South Africa: Experts Call for More Pre-School Education

File Photo: "We have designed our entire system to prepare students for university, but only about five percent of learners can get into university,the other 95 percent are left high & dry" said Eugene Daniels
5 September 2012

Cape Town — It's crucial to stimulate children within the first 1,000 days of their development, according to speakers at the "Towards Carnegie III" conference.

The conference, being held in Cape Town, is taking a critical look at the current measures to address poverty and inequality in South Africa in order to inform future research and improve strategies for combating the challenges they pose.

A conference session on the needs of children before schoolgoing age emphasised that the social environment in low-income areas often leads to the stunted development of children, 80 percent of whom have no access to early childhood development programmes outside the home.

Establishing new programmes is hindered by the cumbersome process of registering them, the conference heard.

The conference also discussed the demand for more services for children in their own communities.

"It's important to take services to people where they are based," said Sherri Le Mottee of Ilifa Labantwana a donor platform that facilitates programmes in the field.

"We think that there's a problem at the moment that the focus of policy and financing... is on early childhood centres.
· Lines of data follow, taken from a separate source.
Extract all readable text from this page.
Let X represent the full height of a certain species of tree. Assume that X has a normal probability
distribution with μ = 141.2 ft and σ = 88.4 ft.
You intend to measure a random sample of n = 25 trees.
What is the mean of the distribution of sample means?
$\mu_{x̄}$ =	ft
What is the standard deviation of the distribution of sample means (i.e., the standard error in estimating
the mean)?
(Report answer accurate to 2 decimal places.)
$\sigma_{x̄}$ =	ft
And the reality is that where [people] ... are most affected by poverty, centres are not accessible either geographically or because of cost issues."

She pointed out that it's important to offer a range of services for children most affected by poverty, whether home visits to offer support to caregivers or playgroups and mobile clinics.

Linda Biersteker of the Sombambisana community development programme in Cape Town added that home visiting boosted the use of child services due to referrals by community workers.

The key question, according to Andy Dawes of the University of Cape Town, is how to expand quality child services so they are generally available and not confined to pockets.